The quota stir by the Jats and the favourable stand taken by the BJP governments in these two states on the issue has come as a shot in the arm for the “Patidars” in Gujarat to reinvigorate their eight-month-old stir, plugged by the arrest of their young leaders facing serious charges like sedition and destruction of public property. After months of quietness, a number of senior BJP Patidar leaders, including some MPs and MLAs, have come out openly in favour of the demand for reservation. “If Jats can be assured reservation in Haryana and Rajasthan, why not the Patels in Gujarat?” asked party MP from Porbandar Vithhal Radariya (Patel), who along with the MLA from Surat, Kumar Kanani, and several others surprised all by declaring open support to the reservation stir by the Patels.
Caught between the devil and the deep sea, the Anandiben Patel government was trying to douse the quota flame by diverting the attention from the demand for reservation to the release of Patidar Anamat Andolan Samiti (PAAS) leaders, rotting in jails for the last four months.
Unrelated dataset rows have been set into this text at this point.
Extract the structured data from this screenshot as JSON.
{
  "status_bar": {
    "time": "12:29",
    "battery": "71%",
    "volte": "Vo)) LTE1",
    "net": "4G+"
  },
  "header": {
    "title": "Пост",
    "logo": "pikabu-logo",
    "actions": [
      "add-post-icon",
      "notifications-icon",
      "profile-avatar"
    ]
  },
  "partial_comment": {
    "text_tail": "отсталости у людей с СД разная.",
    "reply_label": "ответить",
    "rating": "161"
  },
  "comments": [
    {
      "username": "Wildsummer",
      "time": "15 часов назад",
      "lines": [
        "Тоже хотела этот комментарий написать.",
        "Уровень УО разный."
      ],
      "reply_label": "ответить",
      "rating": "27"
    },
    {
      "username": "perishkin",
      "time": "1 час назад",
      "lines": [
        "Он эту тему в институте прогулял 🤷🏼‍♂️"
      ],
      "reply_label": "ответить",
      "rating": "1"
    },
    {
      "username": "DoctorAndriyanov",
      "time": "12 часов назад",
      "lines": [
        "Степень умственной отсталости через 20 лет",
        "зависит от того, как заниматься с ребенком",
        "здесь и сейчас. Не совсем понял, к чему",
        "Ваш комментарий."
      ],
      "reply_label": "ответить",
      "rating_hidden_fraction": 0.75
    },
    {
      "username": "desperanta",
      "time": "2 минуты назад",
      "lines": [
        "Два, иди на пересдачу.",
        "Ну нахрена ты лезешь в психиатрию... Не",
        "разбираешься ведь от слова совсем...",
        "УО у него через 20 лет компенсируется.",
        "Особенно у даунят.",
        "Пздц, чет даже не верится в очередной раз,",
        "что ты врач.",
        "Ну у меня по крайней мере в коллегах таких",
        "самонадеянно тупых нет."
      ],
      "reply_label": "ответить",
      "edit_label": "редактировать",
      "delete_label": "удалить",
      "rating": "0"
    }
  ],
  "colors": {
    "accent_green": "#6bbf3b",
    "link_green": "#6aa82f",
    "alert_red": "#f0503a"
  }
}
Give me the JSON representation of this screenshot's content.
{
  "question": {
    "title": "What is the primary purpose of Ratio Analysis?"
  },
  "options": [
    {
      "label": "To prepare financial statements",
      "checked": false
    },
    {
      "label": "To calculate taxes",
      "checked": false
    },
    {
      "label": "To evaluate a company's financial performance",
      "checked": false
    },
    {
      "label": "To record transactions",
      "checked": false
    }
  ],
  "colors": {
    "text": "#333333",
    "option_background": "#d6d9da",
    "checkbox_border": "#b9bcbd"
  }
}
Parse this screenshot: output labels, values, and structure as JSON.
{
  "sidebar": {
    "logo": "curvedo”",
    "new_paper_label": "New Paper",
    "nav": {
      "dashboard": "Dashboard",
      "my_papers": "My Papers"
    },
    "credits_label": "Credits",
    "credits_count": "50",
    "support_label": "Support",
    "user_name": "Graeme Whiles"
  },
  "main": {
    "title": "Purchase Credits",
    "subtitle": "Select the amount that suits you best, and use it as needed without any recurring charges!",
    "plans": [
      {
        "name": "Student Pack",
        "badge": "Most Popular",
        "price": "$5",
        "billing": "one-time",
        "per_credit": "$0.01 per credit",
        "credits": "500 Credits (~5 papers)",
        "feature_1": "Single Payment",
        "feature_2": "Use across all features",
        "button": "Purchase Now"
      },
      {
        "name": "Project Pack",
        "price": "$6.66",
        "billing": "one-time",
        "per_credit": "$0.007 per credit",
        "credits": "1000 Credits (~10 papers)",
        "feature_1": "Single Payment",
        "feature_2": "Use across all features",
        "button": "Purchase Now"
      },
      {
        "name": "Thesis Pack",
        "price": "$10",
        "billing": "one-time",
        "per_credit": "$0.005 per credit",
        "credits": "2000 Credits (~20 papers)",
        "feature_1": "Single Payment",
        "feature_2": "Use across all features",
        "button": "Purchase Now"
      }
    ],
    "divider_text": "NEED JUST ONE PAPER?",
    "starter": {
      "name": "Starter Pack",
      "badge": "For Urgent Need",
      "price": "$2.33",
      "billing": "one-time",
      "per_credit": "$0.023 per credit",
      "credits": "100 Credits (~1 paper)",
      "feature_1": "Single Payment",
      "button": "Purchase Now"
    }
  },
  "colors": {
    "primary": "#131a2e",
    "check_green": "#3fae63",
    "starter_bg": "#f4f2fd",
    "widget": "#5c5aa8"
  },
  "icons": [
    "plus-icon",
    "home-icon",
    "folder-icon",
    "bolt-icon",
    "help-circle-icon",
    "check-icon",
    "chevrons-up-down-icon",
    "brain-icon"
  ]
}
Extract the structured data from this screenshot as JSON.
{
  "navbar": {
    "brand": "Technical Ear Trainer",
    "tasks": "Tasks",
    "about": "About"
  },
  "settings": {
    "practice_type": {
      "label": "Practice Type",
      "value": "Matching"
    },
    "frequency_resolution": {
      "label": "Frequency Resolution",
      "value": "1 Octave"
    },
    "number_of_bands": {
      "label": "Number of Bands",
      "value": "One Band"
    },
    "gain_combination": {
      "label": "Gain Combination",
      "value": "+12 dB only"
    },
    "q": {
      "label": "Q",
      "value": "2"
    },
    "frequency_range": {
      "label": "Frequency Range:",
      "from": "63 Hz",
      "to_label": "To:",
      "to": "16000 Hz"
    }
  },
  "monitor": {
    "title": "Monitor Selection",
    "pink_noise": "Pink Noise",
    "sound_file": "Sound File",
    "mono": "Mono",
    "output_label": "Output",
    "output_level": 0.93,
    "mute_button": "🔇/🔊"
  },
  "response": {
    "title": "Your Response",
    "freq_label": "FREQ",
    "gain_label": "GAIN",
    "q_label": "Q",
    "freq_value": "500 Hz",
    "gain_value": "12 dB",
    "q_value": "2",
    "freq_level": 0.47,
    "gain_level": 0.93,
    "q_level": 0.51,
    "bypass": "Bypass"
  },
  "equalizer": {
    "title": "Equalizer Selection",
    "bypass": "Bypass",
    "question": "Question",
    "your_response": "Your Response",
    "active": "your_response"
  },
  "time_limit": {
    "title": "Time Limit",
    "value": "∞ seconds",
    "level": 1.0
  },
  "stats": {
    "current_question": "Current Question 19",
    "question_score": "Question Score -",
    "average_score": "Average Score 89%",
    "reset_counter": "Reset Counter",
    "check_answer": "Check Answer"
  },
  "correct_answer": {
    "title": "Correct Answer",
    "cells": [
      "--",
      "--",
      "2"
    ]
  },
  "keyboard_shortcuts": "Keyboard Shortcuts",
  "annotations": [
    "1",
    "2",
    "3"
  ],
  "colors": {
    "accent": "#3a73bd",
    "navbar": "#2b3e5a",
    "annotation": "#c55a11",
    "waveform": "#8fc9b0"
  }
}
This was evident as the 24-member committee appointed by the government under Patidar religious leader Jeram Patel put the release of PAAS convener Hardik Patel and his co-accused in sedition charges as the first condition before any progress could be made. The government was worried because the sizeable OBC, the SCs and STs, who together hold over 70 per cent of the votes in the state, had forewarned the BJP that conceding the demand of the Patidars for reservation would automatically mean loss of the backward class votes.
The BJP had tasted the Patidar ire in the local body elections in December when it saw an upsurge of the Congress in rural Gujarat for the first time in two decades. An alarmed Prime Minister Narendra Modi and national BJP president Amit Shah sent an SOS to Anandiben to take immediate steps for the uphill task of mending relations with the Patels, but without alienating the backward classes. The sops for the Patidars announced by the government before the local elections had failed to break the impasse.
Just when the administration was on the verge of bringing most of the PAAS leaders under one umbrella, the Jats in Haryana encouraged Hardik and his supporters to deliver a lethal blow to the efforts by launching an indefinite fast in jail.
New BJP president
After a prolonged delay because of the Patel quota stir, the state BJP has got a new president in Transport Minister Vijay Rupani. The long overdue election was held up as the party was looking for someone to strike a balance between the agitating Patels and their main adversary, the backward classes. Finally the choice fell on Rupani, a Jain Vania from Rajkot, who does not belong to either camp.
But the task is well cut out for the 60-year old Rupani, a former student wing activist of the RSS, who had held the post of the state party secretary and official spokesman for years before he was inducted in the cabinet last year.
A close confidant of both Narendra Modi and Amit Shah, Rupani’s main task would be to bring back to the party fold the influential Patel community. He would have to perform the balancing act between the Patels and the OBCs as desertion of either might mean disaster for the BJP in the 2017 Assembly polls.